George J. Mitchell, a former U.S. Senate majority leader (D-Maine), served as independent chairman of the Northern Ireland peace talks.

Twenty years ago, the governments of the United Kingdom and Ireland and eight Northern Ireland political parties entered into the Good Friday Agreement. I was serving as independent chairman for the talks, and when I announced the agreement, I described it as historic, which it was. But I also said that, by itself, the agreement did not guarantee peace, stability or reconciliation. It made them possible.

But achieving and sustaining those lofty goals would require of future leaders the vision and courage demonstrated by the leaders of Northern Ireland in 1998. They continue to confront challenges, the most recent, and most serious, being the decision of the United Kingdom to leave the European Union.

In the long and complex negotiations between Britain and the E.U. over the terms of the separation, a central issue has been the border between Northern Ireland, which is within the United Kingdom, and the Republic of Ireland. For decades, as the bitter sectarian conflict known as the Troubles raged in Northern Ireland, the border was increasingly fortified to limit crossings. When I arrived in Northern Ireland in 1995, it was common to meet people on both sides who lived close to the border but had never crossed it. There was minimal commerce and maximum hostility. In that atmosphere, stereotyping and demonization of “the other” was widespread.

One of the great achievements of the Good Friday Agreement was the opening of the border. For 20 years, as peace has prevailed, cross-border commerce in goods, services and people has risen dramatically, to the benefit of both sides. So widely recognized are the benefits of a “soft” border that a year ago, as they began their final negotiations, the E.U. and the U.K. publicly pledged that, whatever the outcome of those negotiations, they would not include the return of a “hard” border. But, as the Brexit process hurtles to an uncertain conclusion, keeping that promise is proving difficult.

It is a promise that must be kept. A hard border would be in no one’s interest. It would stifle the commerce that has so recently and beneficially flourished, and it could increase the possibility of a resumption of violence. That is impossible to predict with any certainty, but even the possibility should be sufficient to prevent a return to a hard border.

While the difficulties are many, those engaged in the negotiations on behalf of the U.K. and the E.U. should extend themselves to reach a compromise that permits some continued economic and political relations between them. The Bank of England reported that a hard Brexit — a break with the E.U. without a new negotiated agreement in place — would have a severe adverse effect on the British economy. And the U.S. Federal Reserve warned of the risk of an escalation of trade tension and geopolitical uncertainty that could trigger a sharp decline in asset prices.

That is a risk on both sides of the negotiating table. The hostile reaction of other E.U. member states to the United Kingdom’s insistence on separation is understandable. But they must set aside their hurt feelings and balance their concerns over others leaving. They must concentrate on their long-term self-interest. The E.U. will be significantly diminished by the departure of the United Kingdom, which has the second-largest economy of the E.U. member states and one of the largest military forces, and it is an international power of long standing. The E.U. has special, unique relationships with Norway, Switzerland and Canada. It is difficult to understand why it can’t have one with the United Kingdom.

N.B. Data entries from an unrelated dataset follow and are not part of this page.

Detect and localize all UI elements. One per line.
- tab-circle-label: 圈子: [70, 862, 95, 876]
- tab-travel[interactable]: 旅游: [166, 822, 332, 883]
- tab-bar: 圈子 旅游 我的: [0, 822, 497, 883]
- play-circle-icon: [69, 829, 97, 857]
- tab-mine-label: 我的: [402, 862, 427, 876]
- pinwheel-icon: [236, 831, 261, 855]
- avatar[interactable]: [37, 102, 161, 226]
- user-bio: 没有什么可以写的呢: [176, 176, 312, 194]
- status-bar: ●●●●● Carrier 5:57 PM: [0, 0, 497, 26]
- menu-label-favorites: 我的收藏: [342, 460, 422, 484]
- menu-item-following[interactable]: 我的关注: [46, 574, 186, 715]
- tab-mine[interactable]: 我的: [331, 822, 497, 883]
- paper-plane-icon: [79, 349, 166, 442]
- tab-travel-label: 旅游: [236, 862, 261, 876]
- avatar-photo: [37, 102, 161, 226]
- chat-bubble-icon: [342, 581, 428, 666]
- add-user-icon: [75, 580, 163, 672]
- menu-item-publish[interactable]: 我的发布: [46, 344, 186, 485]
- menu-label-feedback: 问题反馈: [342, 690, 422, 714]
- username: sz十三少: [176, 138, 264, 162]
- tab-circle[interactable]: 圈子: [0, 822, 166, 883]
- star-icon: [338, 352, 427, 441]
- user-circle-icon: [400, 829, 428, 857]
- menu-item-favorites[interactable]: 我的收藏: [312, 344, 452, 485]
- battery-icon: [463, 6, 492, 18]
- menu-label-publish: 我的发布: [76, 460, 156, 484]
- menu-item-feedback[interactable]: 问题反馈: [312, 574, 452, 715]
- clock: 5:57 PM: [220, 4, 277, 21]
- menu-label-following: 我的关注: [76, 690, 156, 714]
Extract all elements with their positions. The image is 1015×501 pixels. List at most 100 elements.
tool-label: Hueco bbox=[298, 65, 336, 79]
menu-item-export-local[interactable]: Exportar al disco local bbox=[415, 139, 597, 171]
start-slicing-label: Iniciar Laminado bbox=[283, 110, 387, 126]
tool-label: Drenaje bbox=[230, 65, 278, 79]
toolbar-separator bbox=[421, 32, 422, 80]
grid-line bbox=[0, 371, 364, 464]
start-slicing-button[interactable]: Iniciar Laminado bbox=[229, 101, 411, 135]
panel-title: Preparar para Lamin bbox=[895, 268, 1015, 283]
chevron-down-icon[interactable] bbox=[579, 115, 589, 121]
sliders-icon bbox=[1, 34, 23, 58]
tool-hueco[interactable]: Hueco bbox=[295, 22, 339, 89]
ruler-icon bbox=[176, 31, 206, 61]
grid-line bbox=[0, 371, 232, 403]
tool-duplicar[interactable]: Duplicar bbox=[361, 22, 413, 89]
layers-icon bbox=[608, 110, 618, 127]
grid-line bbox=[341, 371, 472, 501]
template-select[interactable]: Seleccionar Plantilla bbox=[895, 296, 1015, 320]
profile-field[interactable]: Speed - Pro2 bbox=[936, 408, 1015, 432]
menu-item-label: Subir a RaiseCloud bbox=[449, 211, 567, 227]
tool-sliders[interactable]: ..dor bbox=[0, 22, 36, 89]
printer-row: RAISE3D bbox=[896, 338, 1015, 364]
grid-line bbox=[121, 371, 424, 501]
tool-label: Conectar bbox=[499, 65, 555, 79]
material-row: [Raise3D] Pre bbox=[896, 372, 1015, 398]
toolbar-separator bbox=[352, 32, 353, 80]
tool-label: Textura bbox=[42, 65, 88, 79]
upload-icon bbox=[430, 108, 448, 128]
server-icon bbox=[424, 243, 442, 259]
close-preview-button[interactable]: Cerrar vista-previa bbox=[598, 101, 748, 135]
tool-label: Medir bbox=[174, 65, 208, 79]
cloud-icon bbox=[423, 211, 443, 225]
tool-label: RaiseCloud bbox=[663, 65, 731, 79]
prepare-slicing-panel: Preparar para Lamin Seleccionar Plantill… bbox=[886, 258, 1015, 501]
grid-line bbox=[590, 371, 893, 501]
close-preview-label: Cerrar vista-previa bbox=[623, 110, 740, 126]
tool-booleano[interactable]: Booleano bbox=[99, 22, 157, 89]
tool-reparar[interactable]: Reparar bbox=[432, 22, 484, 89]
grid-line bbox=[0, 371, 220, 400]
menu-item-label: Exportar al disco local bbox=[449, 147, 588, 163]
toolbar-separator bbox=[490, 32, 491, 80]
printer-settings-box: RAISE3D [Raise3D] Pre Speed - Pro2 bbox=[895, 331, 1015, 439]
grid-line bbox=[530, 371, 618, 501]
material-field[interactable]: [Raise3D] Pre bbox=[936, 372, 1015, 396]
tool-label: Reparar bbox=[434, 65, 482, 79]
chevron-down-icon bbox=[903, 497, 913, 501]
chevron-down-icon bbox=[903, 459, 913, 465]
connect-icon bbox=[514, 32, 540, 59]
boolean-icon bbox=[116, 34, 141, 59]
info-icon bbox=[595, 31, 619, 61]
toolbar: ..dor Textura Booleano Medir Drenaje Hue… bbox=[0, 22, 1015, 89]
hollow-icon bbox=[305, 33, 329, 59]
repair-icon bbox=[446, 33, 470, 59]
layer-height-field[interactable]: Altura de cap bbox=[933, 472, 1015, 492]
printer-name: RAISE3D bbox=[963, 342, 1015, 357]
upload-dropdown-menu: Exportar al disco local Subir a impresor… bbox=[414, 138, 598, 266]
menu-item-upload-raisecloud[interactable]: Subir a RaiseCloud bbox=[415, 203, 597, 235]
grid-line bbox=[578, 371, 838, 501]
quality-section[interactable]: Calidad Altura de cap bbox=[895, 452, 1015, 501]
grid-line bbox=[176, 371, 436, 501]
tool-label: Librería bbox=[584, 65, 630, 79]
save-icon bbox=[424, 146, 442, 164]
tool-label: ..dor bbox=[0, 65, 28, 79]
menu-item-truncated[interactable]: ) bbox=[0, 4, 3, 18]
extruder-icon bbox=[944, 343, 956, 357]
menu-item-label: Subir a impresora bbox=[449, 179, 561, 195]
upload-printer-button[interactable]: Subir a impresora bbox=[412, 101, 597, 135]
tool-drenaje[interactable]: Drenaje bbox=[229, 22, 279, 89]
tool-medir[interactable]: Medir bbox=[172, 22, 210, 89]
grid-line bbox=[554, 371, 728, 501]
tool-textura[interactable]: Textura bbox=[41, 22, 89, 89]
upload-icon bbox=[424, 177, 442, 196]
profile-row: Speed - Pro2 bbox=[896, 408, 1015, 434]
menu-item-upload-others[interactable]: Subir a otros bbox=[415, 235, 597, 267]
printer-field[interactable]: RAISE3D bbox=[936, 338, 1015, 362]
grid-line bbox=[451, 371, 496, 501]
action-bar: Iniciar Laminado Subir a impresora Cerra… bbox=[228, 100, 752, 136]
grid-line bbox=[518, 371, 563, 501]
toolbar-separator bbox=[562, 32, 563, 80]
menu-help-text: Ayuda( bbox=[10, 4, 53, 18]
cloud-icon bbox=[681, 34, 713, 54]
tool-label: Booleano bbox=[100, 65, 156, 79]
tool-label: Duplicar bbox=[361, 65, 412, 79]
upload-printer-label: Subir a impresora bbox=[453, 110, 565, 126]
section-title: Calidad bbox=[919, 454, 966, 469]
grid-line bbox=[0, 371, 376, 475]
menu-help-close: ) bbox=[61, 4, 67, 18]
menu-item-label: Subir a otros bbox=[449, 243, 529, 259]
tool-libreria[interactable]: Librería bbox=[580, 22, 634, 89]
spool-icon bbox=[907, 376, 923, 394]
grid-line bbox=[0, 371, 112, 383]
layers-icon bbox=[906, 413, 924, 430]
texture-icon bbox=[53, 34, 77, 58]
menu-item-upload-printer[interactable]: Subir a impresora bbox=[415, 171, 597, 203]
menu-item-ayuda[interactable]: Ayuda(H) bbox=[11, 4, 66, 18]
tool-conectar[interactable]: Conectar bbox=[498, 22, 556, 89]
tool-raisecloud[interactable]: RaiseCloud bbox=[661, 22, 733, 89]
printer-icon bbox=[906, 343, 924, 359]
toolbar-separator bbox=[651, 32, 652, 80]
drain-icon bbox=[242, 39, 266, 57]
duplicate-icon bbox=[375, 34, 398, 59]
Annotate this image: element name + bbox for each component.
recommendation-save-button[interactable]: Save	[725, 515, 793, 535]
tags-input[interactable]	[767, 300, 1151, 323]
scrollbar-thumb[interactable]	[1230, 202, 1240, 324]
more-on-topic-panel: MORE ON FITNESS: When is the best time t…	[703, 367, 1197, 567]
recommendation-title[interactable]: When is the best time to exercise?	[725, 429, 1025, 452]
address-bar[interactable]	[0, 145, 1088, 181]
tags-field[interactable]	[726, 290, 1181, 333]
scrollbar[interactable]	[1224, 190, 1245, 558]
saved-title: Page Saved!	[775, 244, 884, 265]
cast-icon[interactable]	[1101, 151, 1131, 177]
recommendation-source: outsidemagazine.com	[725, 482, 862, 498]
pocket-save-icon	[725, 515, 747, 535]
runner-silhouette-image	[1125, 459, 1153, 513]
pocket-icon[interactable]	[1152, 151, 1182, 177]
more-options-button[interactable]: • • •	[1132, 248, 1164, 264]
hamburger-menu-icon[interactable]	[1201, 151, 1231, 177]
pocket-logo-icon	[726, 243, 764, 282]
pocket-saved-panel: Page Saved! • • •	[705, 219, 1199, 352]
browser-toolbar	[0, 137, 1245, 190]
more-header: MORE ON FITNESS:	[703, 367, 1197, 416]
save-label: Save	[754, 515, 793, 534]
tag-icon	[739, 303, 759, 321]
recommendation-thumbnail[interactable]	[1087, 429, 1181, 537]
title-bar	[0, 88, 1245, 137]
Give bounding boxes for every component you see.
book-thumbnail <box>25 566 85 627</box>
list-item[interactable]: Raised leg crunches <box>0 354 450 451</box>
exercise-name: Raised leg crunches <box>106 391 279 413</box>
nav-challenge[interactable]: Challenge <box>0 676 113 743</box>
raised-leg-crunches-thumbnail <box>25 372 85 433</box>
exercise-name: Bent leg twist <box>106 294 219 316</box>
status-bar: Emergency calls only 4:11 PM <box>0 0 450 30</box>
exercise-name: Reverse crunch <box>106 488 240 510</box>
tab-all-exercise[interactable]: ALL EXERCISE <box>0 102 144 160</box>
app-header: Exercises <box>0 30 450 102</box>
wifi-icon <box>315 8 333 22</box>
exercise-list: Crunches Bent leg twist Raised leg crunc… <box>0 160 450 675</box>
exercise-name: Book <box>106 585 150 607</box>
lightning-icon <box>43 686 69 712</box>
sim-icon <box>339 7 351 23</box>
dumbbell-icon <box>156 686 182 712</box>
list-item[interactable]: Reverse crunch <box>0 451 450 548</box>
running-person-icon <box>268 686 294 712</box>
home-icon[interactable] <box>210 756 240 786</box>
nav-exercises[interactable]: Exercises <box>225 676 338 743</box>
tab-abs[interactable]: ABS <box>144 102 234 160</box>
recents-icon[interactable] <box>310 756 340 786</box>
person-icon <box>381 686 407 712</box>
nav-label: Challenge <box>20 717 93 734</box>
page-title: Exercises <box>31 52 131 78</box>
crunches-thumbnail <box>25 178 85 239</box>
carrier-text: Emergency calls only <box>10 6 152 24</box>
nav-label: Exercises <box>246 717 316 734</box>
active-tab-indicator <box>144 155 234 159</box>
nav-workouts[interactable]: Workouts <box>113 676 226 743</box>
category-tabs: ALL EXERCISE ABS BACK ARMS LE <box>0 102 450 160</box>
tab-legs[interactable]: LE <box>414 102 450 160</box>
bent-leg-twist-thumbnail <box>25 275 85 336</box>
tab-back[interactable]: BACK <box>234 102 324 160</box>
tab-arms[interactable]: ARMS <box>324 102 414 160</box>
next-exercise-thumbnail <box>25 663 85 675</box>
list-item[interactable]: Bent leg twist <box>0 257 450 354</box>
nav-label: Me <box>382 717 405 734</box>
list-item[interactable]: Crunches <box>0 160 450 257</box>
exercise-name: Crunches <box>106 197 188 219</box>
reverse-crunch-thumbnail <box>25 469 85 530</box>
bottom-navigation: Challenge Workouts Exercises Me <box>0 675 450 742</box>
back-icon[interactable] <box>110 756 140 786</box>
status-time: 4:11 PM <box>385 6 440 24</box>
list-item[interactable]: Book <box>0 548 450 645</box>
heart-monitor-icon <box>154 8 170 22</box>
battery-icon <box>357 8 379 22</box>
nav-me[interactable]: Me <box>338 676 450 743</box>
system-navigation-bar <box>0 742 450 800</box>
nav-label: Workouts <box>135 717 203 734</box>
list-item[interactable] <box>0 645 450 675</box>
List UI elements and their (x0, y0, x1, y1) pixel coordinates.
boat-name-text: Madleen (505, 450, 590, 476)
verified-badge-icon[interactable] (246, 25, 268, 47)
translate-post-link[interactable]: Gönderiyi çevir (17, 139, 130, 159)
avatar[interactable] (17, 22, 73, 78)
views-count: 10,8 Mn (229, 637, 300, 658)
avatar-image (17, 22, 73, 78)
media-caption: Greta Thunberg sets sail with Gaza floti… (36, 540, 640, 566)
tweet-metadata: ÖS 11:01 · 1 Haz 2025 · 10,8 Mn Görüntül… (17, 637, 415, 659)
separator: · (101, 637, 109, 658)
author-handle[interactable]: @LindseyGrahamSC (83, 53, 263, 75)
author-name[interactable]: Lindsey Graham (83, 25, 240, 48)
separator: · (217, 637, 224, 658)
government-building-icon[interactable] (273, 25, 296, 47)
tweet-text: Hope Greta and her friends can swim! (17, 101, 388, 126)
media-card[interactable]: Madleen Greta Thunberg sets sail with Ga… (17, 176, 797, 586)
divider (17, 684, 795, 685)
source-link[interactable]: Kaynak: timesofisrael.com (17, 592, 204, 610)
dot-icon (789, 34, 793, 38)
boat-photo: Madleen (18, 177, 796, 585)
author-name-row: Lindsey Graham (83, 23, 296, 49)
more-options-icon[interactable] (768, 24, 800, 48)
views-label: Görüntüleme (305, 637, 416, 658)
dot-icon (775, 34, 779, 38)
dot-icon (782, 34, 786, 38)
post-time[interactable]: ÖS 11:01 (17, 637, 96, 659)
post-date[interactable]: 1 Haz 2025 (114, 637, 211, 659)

The United States has a large stake in the outcome, too. A weakened and divided Europe would mean the loss of valuable democratic allies in dealings with large hostile powers and with the massive social, economic and migration upheavals that are occurring and will continue in Africa and Asia. The cooperative efforts by the United States and its allies in Europe and Asia, begun under American leadership in the aftermath of World War II, have been beneficial to all who participated in them.

The United States’ ties with Europe pre-date the establishment of our country. We gained our independence from England by revolution, but we retained England’s language, the spirit of its laws and many of its customs. Although our early relations were hostile, over time the two countries formed what remains a “special relationship.”

As our nation grew to settle a vast continent, we welcomed millions of immigrants from England, Ireland, Germany, France, Italy, Greece, Poland, Scandinavia and many more places. We share deep bonds with Europe, not just legal relationships.

While we compete in many ways, we should not think of Europeans primarily as adversaries. They are also our partners and our allies. Although they do not always agree with us, or even among themselves, for the most part they admire our country and share our values and interests. It is in everyone’s interest that we do all we can — politically, economically, militarily and otherwise — to help the people of Europe remain democratic, united, free and prosperous.